Establishing a competitive advantage:
Business barriers in place: The factors of your competitive advantage look internally while establishing it faces outwards. Imagine your business barriers as a fort, and your USP is the bricks that built it. The fort is armed by the pricing of your dishes, the menu layout, the versatility of your restaurant (do you cater outside and deliver home), the location of your restaurant etc. These barriers decide the positioning of your restaurant above or below your competition and prove how sustainable your USP actually is. If your advantages can be replicated, rely on low pricing, or if it isn’t relatable, you may have to plan and rebuild your restaurant fort.

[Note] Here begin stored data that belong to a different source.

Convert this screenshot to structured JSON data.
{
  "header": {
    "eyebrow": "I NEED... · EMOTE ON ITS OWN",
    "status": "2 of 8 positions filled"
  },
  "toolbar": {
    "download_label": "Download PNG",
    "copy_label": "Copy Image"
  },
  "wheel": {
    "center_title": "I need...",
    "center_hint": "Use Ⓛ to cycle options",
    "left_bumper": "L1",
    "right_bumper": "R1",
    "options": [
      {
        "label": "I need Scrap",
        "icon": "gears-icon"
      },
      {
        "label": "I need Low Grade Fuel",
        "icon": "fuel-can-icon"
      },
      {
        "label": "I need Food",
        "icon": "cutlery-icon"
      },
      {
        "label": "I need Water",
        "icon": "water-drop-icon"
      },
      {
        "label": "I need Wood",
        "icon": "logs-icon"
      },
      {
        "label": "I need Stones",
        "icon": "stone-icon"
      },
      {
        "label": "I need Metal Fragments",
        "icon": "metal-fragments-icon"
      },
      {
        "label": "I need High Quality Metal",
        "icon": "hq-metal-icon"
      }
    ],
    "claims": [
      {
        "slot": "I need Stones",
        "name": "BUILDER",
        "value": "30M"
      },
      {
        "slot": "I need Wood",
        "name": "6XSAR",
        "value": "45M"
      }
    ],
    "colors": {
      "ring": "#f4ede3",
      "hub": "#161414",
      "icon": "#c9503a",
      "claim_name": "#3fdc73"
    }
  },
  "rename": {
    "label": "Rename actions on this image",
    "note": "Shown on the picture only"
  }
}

Customer Feedback: Several restaurant owners make it a point to meet with each customer personally to ask their feedback. While this presents a great engagement opportunity with your customers, this creates two challenges. The first is that it’s hard to record or keep track of the feedback you receive. Your customers may have given you a suggestion that you promised to get to later, and forgot. The second is honest suggestions and feedback are hard to come by when asked orally. Sure, it’s music to the ears when they tell you they love your restaurant, but the numbers are always reflective of their true opinions. The solution for both of these problems is simple record the customer feedback. This could be in old-fashioned paper and pen style or online. Either way, let your customers express their ideas and go through each one carefully. If possible, contact the customers who provided valuable suggestions, and thank them. Let them know that you take their ideas very seriously and intend to implement it. This is a good strategy to ensure customer retention.
Ultimately, restaurant businesses go through ups and downs like several other businesses. Restaurants have an upper hand in defining their purpose and competitive advantage over other businesses. Re-assess your business periodically and consistently build your USP. The more efforts you put into this, you move two steps ahead of your competition until eventually, you find yourself at the top of your industry.